ELISA
GARRIDO DELGADO
“Mi
querida España, esta España mía, esta España nuestra” Cantaba
Cecilia hace muchos años. Cantaba a la misma España que fue en un tiempo tierra
de grandes reyes, el más vasto imperio del mundo conocido, la que unida
consiguió deshacerse de un prestigioso ejército de casacas azules contando tan
sólo con la fuerza ciudadana. La misma que sangró dolor, sufrimiento y opresión
hasta quedar seca en el siglo XX (ya nos dicen los viejos, que en este país
hubo una guerra…) Cantaba a la España de que unos quieren huir mientras otros observan
derrumbarse al amparo de una “relaxing cup de café con leche”. Pero, ¿Qué es
España si no sus gentes, las personas que la constituyen? Porque, al contrario
de lo que muchos creen, España no es un símbolo, ni una bandera, ni un himno
con o sin letra. Es su sociedad y es por tanto esta la única responsable de
todo lo que le pasa, en lo bueno y en lo malo, en la salud o en la enfermedad.
Esto último es precisamente lo que denuncia Florentino Diaz en su última
exposición en la galería Astarté; la enfermedad de España, su podredumbre. Nos
muestra un país que como el marco de una vieja puerta antaño útil se apaga
esperando el golpe de gracia que haga desaparecer su forma para siempre o la
transforme insuflándole un nuevo significado.

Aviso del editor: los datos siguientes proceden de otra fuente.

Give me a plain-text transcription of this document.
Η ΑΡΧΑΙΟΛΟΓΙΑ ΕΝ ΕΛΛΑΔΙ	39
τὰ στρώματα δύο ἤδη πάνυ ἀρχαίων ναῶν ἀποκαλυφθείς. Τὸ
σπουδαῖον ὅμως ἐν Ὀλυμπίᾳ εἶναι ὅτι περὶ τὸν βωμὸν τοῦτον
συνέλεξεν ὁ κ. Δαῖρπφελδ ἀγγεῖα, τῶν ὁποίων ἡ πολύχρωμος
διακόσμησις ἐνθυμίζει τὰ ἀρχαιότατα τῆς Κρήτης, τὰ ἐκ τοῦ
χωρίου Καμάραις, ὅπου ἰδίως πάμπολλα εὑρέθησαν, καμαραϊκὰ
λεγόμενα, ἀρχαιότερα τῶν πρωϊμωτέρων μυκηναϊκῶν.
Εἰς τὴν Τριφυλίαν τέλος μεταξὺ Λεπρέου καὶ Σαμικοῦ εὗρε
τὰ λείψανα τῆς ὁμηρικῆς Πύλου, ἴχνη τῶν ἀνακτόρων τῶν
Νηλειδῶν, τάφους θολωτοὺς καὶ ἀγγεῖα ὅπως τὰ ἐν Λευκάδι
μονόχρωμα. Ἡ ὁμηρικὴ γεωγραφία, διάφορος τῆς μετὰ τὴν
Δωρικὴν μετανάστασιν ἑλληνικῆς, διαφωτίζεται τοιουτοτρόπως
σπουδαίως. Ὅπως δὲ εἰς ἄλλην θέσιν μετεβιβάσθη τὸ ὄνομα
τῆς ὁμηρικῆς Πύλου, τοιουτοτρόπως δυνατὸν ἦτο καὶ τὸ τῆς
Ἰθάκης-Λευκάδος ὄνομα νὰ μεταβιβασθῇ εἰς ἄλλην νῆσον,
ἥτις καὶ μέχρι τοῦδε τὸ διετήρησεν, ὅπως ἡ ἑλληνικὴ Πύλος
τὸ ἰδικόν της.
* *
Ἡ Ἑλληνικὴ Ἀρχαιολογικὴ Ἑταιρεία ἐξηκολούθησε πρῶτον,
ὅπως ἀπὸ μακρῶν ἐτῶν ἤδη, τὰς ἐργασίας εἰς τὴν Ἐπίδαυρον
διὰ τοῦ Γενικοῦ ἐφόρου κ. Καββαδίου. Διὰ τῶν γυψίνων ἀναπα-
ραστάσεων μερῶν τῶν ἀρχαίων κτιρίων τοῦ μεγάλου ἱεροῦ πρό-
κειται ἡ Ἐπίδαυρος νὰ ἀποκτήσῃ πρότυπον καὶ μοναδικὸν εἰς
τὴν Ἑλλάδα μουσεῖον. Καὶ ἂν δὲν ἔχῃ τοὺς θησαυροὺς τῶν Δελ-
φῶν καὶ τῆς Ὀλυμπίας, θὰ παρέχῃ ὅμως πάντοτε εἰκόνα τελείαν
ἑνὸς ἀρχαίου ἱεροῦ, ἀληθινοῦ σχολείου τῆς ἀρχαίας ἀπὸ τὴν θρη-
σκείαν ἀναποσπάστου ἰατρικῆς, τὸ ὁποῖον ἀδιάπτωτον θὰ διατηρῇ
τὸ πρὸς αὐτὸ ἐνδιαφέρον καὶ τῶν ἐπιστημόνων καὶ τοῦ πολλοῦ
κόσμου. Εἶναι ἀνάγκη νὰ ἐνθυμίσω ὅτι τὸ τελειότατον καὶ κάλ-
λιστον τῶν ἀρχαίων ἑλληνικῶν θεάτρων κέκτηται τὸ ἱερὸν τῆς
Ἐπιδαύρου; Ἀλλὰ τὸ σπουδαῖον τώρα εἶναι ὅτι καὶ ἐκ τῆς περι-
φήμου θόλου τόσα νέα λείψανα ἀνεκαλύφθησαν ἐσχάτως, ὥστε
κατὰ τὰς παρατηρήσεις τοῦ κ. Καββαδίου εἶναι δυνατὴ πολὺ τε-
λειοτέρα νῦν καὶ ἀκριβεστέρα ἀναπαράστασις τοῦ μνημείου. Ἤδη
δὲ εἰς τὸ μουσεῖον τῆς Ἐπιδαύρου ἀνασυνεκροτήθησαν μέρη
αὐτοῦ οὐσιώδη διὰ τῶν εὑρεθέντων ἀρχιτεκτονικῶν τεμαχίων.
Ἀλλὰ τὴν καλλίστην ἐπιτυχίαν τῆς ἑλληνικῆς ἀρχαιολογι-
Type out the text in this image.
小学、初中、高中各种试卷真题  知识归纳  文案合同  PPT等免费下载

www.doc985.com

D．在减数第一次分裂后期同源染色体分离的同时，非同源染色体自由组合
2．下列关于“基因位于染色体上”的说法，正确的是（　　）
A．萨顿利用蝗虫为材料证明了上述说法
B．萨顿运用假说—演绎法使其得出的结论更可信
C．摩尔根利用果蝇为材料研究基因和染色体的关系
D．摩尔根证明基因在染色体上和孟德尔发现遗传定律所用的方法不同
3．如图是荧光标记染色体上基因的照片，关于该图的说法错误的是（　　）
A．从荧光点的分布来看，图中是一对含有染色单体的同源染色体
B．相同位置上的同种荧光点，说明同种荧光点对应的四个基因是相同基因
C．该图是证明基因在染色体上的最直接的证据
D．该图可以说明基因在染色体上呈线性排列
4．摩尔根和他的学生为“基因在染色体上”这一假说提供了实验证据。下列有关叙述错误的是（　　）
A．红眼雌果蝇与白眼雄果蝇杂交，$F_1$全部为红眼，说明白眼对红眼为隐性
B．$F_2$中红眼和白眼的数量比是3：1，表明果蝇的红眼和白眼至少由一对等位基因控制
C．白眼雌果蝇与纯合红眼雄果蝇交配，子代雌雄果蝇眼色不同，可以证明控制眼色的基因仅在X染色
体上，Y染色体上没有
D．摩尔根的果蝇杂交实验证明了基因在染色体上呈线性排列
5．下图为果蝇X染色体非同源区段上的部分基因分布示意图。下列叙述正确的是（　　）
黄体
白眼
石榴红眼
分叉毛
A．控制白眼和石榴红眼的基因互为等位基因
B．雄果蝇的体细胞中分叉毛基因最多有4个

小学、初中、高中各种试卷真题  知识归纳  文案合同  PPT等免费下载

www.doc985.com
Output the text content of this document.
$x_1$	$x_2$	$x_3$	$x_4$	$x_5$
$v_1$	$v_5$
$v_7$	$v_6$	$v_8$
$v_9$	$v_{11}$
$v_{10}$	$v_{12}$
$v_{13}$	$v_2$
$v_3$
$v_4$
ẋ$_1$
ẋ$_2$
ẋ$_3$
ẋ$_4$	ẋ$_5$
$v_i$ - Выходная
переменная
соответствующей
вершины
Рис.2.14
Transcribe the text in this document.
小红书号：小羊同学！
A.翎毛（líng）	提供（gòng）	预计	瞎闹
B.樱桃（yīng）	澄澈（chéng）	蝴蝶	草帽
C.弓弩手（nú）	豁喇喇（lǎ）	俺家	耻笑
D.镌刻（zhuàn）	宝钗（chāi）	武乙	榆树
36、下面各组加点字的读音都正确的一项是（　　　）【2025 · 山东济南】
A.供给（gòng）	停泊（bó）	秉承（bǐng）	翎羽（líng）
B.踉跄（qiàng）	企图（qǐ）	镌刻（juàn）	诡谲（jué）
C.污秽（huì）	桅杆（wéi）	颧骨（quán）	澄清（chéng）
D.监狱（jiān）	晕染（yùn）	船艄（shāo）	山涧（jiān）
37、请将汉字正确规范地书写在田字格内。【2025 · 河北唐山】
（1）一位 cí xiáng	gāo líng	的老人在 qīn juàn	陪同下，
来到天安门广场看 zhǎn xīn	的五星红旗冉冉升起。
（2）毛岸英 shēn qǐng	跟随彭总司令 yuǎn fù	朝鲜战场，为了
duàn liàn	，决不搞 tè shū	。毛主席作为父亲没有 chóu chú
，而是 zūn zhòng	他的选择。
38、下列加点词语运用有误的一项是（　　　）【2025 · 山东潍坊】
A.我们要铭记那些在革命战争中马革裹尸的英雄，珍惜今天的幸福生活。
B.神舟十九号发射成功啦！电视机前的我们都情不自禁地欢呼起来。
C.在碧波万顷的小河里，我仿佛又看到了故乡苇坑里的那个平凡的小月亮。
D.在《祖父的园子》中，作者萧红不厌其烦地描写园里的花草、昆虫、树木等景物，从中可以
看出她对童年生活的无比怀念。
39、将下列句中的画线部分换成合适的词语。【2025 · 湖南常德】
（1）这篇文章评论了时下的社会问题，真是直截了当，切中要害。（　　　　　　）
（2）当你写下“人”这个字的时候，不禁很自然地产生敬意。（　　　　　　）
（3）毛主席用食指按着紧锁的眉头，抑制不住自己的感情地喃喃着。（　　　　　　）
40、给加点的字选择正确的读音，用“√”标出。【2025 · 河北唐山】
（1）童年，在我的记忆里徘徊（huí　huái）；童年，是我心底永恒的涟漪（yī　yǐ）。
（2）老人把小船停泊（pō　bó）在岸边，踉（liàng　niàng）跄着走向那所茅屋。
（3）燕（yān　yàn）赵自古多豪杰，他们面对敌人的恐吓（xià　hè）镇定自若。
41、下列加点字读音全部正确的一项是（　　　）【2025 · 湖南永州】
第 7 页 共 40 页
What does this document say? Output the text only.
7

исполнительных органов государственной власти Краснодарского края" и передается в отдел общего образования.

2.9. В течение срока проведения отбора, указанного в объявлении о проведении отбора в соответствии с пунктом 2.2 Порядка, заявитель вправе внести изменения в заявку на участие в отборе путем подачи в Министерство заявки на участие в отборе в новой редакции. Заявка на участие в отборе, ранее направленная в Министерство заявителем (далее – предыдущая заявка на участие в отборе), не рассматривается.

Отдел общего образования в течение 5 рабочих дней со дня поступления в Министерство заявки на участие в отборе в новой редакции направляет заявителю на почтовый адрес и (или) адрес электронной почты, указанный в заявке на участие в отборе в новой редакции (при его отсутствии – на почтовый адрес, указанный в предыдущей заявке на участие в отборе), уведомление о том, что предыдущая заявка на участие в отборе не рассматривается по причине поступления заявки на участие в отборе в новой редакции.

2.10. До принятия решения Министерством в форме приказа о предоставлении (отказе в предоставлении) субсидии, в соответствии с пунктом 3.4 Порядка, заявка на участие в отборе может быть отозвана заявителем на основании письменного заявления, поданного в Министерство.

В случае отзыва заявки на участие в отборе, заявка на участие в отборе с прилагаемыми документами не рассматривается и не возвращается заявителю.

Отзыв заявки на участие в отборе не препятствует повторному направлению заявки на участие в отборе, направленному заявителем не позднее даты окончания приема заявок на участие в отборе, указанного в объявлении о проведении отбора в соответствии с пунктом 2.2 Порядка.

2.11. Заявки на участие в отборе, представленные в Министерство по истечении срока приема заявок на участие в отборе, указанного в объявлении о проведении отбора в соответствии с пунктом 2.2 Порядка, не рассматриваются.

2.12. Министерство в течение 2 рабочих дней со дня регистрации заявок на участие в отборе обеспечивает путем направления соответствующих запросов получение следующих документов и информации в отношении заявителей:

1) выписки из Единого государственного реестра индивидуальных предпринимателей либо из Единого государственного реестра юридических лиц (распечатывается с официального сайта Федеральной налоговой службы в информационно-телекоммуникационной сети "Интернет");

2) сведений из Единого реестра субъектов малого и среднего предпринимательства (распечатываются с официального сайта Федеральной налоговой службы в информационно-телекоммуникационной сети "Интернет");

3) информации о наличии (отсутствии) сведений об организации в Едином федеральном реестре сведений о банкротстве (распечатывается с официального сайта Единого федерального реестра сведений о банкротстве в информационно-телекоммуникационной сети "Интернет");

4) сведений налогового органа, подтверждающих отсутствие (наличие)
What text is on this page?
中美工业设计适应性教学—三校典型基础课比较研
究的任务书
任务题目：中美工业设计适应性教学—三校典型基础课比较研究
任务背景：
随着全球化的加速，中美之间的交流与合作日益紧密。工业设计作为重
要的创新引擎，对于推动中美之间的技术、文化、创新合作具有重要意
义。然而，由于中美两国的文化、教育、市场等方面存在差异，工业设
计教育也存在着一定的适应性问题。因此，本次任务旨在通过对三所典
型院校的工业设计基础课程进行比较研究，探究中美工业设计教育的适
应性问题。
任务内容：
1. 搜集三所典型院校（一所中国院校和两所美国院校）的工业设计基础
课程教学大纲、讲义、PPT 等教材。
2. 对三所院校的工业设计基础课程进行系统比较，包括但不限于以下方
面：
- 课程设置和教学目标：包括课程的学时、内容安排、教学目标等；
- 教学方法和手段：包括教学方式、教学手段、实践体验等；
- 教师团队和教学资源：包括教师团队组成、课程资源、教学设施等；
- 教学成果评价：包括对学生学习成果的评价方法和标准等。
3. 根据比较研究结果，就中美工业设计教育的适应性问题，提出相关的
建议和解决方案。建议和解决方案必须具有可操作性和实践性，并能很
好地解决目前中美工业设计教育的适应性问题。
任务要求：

Florentino Díaz se alza como el nuevo Ibañez,
introduciendo además en su obra cabezas o miembros de sus personajes como si
de un macabro experimento del Bacterio se tratara. Así, como el dibujante hizo
en su tiempo, Diaz critica la sociedad española actual, esa gente que parece
desahuciada de su propio país de manera que ni lo siente como tal ya que; por
un lado sus mismos representantes (electivos o no) paradójicamente no la
representan en absoluto y, por otro lado sus mismos iguales, por estas razones,
tachan, a quienes muestran amor por el país, de ser de una ideología u otra
concretas. Así, España se desmorona; como las puertas de Florentino o el puente
de Goya, se dirige a ninguna parte. Sin embargo, seguirá siendo España mientras
quede un insensato que, sintiéndose español enamorado de su tierra, esté
dispuesto a luchar por ella. Como dice el himno cantado en la Segunda República
española: “La patria nos llama a la lid, ¡Juremos
por ella vencer o morir!” . Independientemente de las ideologías,
creencias, pensamientos o simples razonamientos que pueda haber de por medio,
cualquier persona puede sentir amor por su gente y mejorar el futuro de esta
sin necesidad de un cambio drástico a gran escala. Y es que, ya nos dijo
C.S.Lewis en el prefacio de su obra Cartas
del diablo a su sobrino: “Un pequeño hombre puede evitar, en ocasiones, un
error cometido por un gran hombre”.
Así, ¿De qué sirve lamentarse por nuestra mala
suerte? ¿A qué fin llorar una y otra vez las desgracias que nos atormentan? Es
claro que el resultado no será otro que caer en mayor medida en el desasosiego
de saber que sufrimos por la culpa de otros. Quizá en un principio ayude a
desahogarse, a liberarse del peso que nos cargan manos ajenas sobre los
hombros, pero, a la larga, es un método de perfecta autodestrucción personal
depresiva. Y digo yo, los lamentos, las quejas (no sólo en lo referente al tema
comentado, si no en general) sólo pueden considerarse “buenas” si son
constructivas y por lo tanto aportan una posible mejora, si las quejas que tenemos
no son constructivas y no damos suficiente valor a aquello de que nos quejamos
como para tratar de mejorarlo, entonces, tal vez deberíamos retirarnos y
desentendernos del tema hasta su última consecuencia. Como U2; “with or without you”. Blanco o negro, el
gris no existe.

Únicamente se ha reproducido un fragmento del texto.